What CRM is
Customer Relationship Management. A business discipline designed to identify, attract, and retain a company's most valuable customers. It describes improved and increased communication between a company and its customers. First espoused in the 1960's by management gurus Peter Drucker and Theodore Levitt, CRM is intended to provide a unified, company-wide view of the customer and to cultivate high-quality relationships that increase loyalty and profits. Basically, the idea is not to let an interaction with a customer escape a firm's centralized database. The focus is on learning more about customers and using that knowledge to refine every interaction with them. Effective CRM requires an integrated sales, marketing, and service strategy, supported by CRM software that provides profiles and histories of each interaction the company has with each customer. When managers cull this data, it helps them evaluate their progress. A comprehensive CRM strategy can anticipate needs; tailor messages, products, and services; create value; anticipate problems; and improve the customer's overall experience in dealing with the company. Welcome to 21st century business.

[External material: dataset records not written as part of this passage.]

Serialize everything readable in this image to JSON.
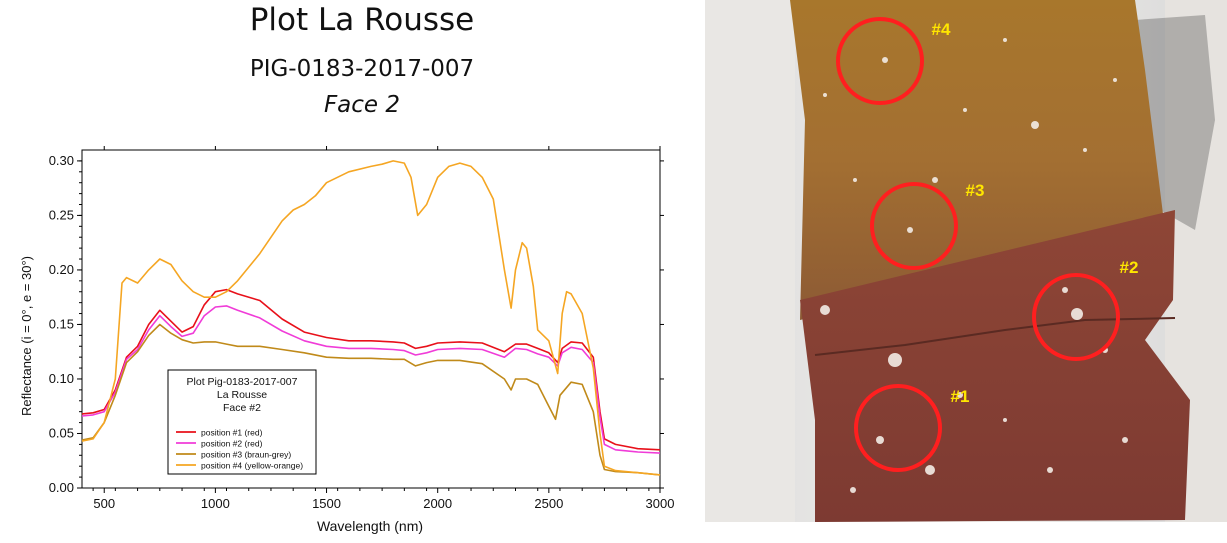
{
  "header": {
    "title": "Plot La Rousse",
    "sample_id": "PIG-0183-2017-007",
    "face": "Face 2"
  },
  "chart_data": {
    "type": "line",
    "xlabel": "Wavelength (nm)",
    "ylabel": "Reflectance (i = 0°, e = 30°)",
    "xlim": [
      400,
      3000
    ],
    "ylim": [
      0.0,
      0.31
    ],
    "xticks": [
      500,
      1000,
      1500,
      2000,
      2500,
      3000
    ],
    "yticks": [
      0.0,
      0.05,
      0.1,
      0.15,
      0.2,
      0.25,
      0.3
    ],
    "xtick_labels": [
      "500",
      "1000",
      "1500",
      "2000",
      "2500",
      "3000"
    ],
    "ytick_labels": [
      "0.00",
      "0.05",
      "0.10",
      "0.15",
      "0.20",
      "0.25",
      "0.30"
    ],
    "grid": false,
    "legend": {
      "title_lines": [
        "Plot Pig-0183-2017-007",
        "La Rousse",
        "Face #2"
      ],
      "placement": "bottom-center"
    },
    "series": [
      {
        "name": "position #1 (red)",
        "color": "#e8101a",
        "x": [
          400,
          450,
          500,
          550,
          600,
          650,
          700,
          750,
          800,
          850,
          900,
          950,
          1000,
          1050,
          1100,
          1200,
          1300,
          1400,
          1500,
          1600,
          1700,
          1800,
          1850,
          1900,
          1950,
          2000,
          2100,
          2200,
          2300,
          2350,
          2400,
          2450,
          2500,
          2540,
          2560,
          2600,
          2650,
          2700,
          2730,
          2750,
          2800,
          2900,
          3000
        ],
        "y": [
          0.068,
          0.069,
          0.072,
          0.09,
          0.12,
          0.13,
          0.15,
          0.163,
          0.153,
          0.143,
          0.148,
          0.168,
          0.18,
          0.182,
          0.178,
          0.172,
          0.155,
          0.143,
          0.138,
          0.135,
          0.135,
          0.134,
          0.133,
          0.128,
          0.13,
          0.133,
          0.134,
          0.133,
          0.125,
          0.132,
          0.132,
          0.128,
          0.124,
          0.115,
          0.128,
          0.134,
          0.133,
          0.12,
          0.07,
          0.045,
          0.04,
          0.036,
          0.035
        ]
      },
      {
        "name": "position #2 (red)",
        "color": "#f03cd8",
        "x": [
          400,
          450,
          500,
          550,
          600,
          650,
          700,
          750,
          800,
          850,
          900,
          950,
          1000,
          1050,
          1100,
          1200,
          1300,
          1400,
          1500,
          1600,
          1700,
          1800,
          1850,
          1900,
          1950,
          2000,
          2100,
          2200,
          2300,
          2350,
          2400,
          2450,
          2500,
          2540,
          2560,
          2600,
          2650,
          2700,
          2730,
          2750,
          2800,
          2900,
          3000
        ],
        "y": [
          0.066,
          0.067,
          0.07,
          0.088,
          0.118,
          0.127,
          0.145,
          0.158,
          0.148,
          0.139,
          0.142,
          0.158,
          0.166,
          0.167,
          0.163,
          0.156,
          0.144,
          0.135,
          0.13,
          0.128,
          0.128,
          0.127,
          0.126,
          0.122,
          0.124,
          0.127,
          0.128,
          0.127,
          0.12,
          0.128,
          0.127,
          0.123,
          0.12,
          0.112,
          0.124,
          0.129,
          0.127,
          0.115,
          0.065,
          0.04,
          0.035,
          0.033,
          0.032
        ]
      },
      {
        "name": "position #3 (braun-grey)",
        "color": "#c08a1a",
        "x": [
          400,
          450,
          500,
          550,
          600,
          650,
          700,
          750,
          800,
          850,
          900,
          950,
          1000,
          1050,
          1100,
          1200,
          1300,
          1400,
          1500,
          1600,
          1700,
          1800,
          1850,
          1900,
          1950,
          2000,
          2100,
          2200,
          2300,
          2330,
          2350,
          2400,
          2450,
          2500,
          2530,
          2550,
          2600,
          2650,
          2700,
          2730,
          2750,
          2800,
          2900,
          3000
        ],
        "y": [
          0.044,
          0.046,
          0.06,
          0.085,
          0.115,
          0.125,
          0.14,
          0.15,
          0.142,
          0.136,
          0.133,
          0.134,
          0.134,
          0.132,
          0.13,
          0.13,
          0.127,
          0.124,
          0.12,
          0.119,
          0.119,
          0.118,
          0.118,
          0.112,
          0.115,
          0.117,
          0.117,
          0.114,
          0.1,
          0.09,
          0.1,
          0.1,
          0.095,
          0.075,
          0.063,
          0.085,
          0.097,
          0.095,
          0.07,
          0.03,
          0.017,
          0.015,
          0.014,
          0.012
        ]
      },
      {
        "name": "position #4 (yellow-orange)",
        "color": "#f5a623",
        "x": [
          400,
          450,
          500,
          550,
          580,
          600,
          650,
          700,
          750,
          800,
          850,
          900,
          950,
          1000,
          1050,
          1100,
          1200,
          1300,
          1350,
          1400,
          1450,
          1500,
          1600,
          1700,
          1750,
          1800,
          1850,
          1880,
          1910,
          1950,
          2000,
          2050,
          2100,
          2150,
          2200,
          2250,
          2300,
          2330,
          2350,
          2380,
          2400,
          2430,
          2450,
          2500,
          2540,
          2560,
          2580,
          2600,
          2650,
          2700,
          2730,
          2750,
          2800,
          2900,
          3000
        ],
        "y": [
          0.043,
          0.045,
          0.06,
          0.1,
          0.188,
          0.193,
          0.188,
          0.2,
          0.21,
          0.205,
          0.19,
          0.18,
          0.175,
          0.175,
          0.18,
          0.19,
          0.215,
          0.245,
          0.255,
          0.26,
          0.268,
          0.28,
          0.29,
          0.295,
          0.297,
          0.3,
          0.298,
          0.285,
          0.25,
          0.26,
          0.285,
          0.295,
          0.298,
          0.295,
          0.285,
          0.265,
          0.2,
          0.165,
          0.2,
          0.225,
          0.22,
          0.185,
          0.145,
          0.135,
          0.105,
          0.16,
          0.18,
          0.178,
          0.16,
          0.11,
          0.05,
          0.02,
          0.016,
          0.014,
          0.012
        ]
      }
    ]
  },
  "photo": {
    "markers": [
      {
        "label": "#1",
        "color": "#ff1f1f",
        "label_color": "#ffe600"
      },
      {
        "label": "#2",
        "color": "#ff1f1f",
        "label_color": "#ffe600"
      },
      {
        "label": "#3",
        "color": "#ff1f1f",
        "label_color": "#ffe600"
      },
      {
        "label": "#4",
        "color": "#ff1f1f",
        "label_color": "#ffe600"
      }
    ]
  }
}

The meaning of B2E (Business-to-Employee)
An acronym for a portal that serves as a centralized starting point for everyone within a company or organization. B2E uses the Web to centralize a wide range of applications, services, content, and tools, and it allows employees to personalize these offerings in ways that make sense to them. Unlike an intranet, which is usually based on a top-down view of what's happening in the organization, a B2E interface can be customized by the employees, based on the services they use. That way, it can become the primary vehicle by which people do their work. Corporations may develop their own B2Es or may rely on one of the many B2E portal developers.